Nominated: Robert Downey Jr
It’s sad to include Downey Jr as he is clearly having fun with his clothing; for the premiere of Sherlock Holmes he wore a fedora and a three-piece suit. However, as much as he is to be applauded for such a triumphant return to form, this celebratory outfit is awkward and, though interestingly whimsical, clownish in this context. Had the bow been smaller and self-tie and perhaps instead of wearing what appear to be Vans, he could have worn evening pumps (now that’s a real statement Downey) with light blue silk socks, he could have run away with the Oscar.
Nominated: Matt Damon
Considering the bucks at his disposal, you’d think that Mr Damon could afford to purchase a suit that actually looks good on him.
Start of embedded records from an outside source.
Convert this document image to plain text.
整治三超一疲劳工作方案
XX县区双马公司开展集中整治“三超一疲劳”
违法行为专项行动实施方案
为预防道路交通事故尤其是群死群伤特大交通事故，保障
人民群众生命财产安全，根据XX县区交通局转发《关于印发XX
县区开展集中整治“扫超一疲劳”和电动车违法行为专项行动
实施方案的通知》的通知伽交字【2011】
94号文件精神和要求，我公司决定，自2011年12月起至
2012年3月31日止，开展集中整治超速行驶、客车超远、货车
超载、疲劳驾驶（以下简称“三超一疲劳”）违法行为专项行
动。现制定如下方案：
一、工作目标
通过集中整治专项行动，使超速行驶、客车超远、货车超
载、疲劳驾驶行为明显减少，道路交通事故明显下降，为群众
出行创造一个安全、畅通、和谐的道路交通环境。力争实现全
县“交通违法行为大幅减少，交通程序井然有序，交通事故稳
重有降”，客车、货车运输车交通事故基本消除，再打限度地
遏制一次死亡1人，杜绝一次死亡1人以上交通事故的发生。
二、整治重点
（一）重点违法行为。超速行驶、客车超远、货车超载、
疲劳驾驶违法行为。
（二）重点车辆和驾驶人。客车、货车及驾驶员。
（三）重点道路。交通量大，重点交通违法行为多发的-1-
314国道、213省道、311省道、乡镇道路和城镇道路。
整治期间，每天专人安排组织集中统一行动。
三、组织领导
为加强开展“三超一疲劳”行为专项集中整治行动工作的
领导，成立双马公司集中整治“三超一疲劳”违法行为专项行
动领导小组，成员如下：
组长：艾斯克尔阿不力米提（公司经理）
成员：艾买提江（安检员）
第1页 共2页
As it is, he is attired in the sort of thing people who don’t care about clothes hire from Moss Bros to jeer, jest and vomit in. The lapel is sheeny-shiny, the suit is distractingly boxy, the tie is a satin clip-on and he looks like he picked up his clumpy dress shoes from GAP. Unfortunately, though he is rather different from them in taste, he looks a lot like the rest of the anonymous Hollywood-hunk crowd; uncomfortable in black tie.